‘Wokeness’ has brought us wonderful things, but cancelling people is not the way forward, says VU professor Bert Jan Lietaert Peerbolte. He proposes an academic safe space.
A while back, you posted a tweet about academic freedom and ‘woke, politically correct behaviour’. What made you tweet about that?
“As the confidential adviser for scientific integrity at my faculty, I have conversations with colleagues who feel hurt by personal attacks from their students during lectures. These are students who do not accept a teacher because of their age, gender or sexual orientation. When I started here 14 years ago, there was a group of deeply conservative students who refused to be taught by a lesbian woman. Fortunately, their stance was widely condemned at the time. But now you see the same mechanism, targeted at white men.”
Professor Lietaert Peerbolte started the academic year by proposing an academic safe space. In a mini-lecture for first-year students during freshers’ week, he welcomed people of all gender identities. He then explained that academia should offer a safe space in which everyone feels free to express their opinions, without having to hold back.
But surely there’s a significant difference in terms of power dynamics between a lesbian woman and a 50-something white man…
“That’s true, and I think the woke movement has really hit a nerve with its critiques of power imbalances, which have also led to important discussions about returning cultural-historical treasures that were stolen from countries like Egypt and Iraq, but that are on display in European museums. What I don’t like is that people are getting cancelled, because that’s what happens when you don’t accept a teacher because he’s white, male and in his fifties.”

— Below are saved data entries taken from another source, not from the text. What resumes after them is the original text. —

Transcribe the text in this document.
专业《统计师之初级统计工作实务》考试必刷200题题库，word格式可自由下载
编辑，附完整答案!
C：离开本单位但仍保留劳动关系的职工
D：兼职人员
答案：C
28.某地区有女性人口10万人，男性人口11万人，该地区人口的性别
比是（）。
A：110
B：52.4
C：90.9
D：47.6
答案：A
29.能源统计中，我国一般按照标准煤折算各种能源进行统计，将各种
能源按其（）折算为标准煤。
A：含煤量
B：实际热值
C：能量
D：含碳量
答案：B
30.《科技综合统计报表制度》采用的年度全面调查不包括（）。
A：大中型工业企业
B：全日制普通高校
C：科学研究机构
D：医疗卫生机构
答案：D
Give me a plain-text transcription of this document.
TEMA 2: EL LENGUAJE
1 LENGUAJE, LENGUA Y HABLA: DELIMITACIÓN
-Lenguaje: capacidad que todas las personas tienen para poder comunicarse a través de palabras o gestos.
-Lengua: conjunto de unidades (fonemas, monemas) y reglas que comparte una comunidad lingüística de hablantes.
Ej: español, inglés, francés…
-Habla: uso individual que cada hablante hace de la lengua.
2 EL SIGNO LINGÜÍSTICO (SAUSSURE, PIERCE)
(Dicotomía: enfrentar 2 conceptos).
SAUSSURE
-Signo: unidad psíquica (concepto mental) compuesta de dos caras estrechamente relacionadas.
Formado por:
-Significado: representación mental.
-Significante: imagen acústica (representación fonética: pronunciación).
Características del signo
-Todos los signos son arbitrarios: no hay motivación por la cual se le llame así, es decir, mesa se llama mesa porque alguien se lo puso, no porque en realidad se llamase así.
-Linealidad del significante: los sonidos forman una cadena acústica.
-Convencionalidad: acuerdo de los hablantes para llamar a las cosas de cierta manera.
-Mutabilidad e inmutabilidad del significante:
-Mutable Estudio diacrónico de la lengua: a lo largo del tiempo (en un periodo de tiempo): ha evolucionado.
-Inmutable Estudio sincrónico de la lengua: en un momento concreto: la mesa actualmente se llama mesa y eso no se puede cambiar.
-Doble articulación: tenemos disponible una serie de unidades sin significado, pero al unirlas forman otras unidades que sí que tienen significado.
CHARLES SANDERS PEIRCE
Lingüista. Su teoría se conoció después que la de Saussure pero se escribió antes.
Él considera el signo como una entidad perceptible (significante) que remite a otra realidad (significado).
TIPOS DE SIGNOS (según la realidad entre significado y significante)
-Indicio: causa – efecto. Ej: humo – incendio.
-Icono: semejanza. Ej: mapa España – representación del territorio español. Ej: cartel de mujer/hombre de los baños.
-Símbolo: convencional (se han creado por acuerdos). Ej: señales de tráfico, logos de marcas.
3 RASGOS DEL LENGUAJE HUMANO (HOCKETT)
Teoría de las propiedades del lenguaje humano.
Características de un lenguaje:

But that’s not about that one specific man – he just represents an academic curriculum that’s still based on a very Eurocentric, white and male worldview.
“And that’s where these students have a point. A good example is something that happened in one of my own courses. I was doing a series of lectures on the book The Historical Jesus, and I had asked my students to prepare by reading two articles. One of them came up to me and said, ‘Hang on, you’re teaching a book written by a white man in his fifties, and now we have to read two articles that were also written by white men in their fifties?’ I argued that both the book and the articles were written in the 1990s, and that the academic world has changed dramatically since then. But that remark did get me thinking. I’m currently writing a book about Jesus myself, and because of that student I’m also going to include a chapter about the fact that he was a man, and about the gender patterns during his lifetime.”
How about that, all thanks to wokeness! Sometimes you just need to ask tough questions.
“That particular experience certainly didn’t damage me, and students are allowed to be tough on their teachers. But they should be tough on our ideas, not on who we are. A teacher shouldn’t be told to shut up because he happens to be a white man. Academia should be a safe space where people can have spirited debates in a friendly setting. Both students and teachers should feel safe at VU Amsterdam. Academia should be an environment in which people can go off the rails from time to time. That’s why I propose a new academic covenant.”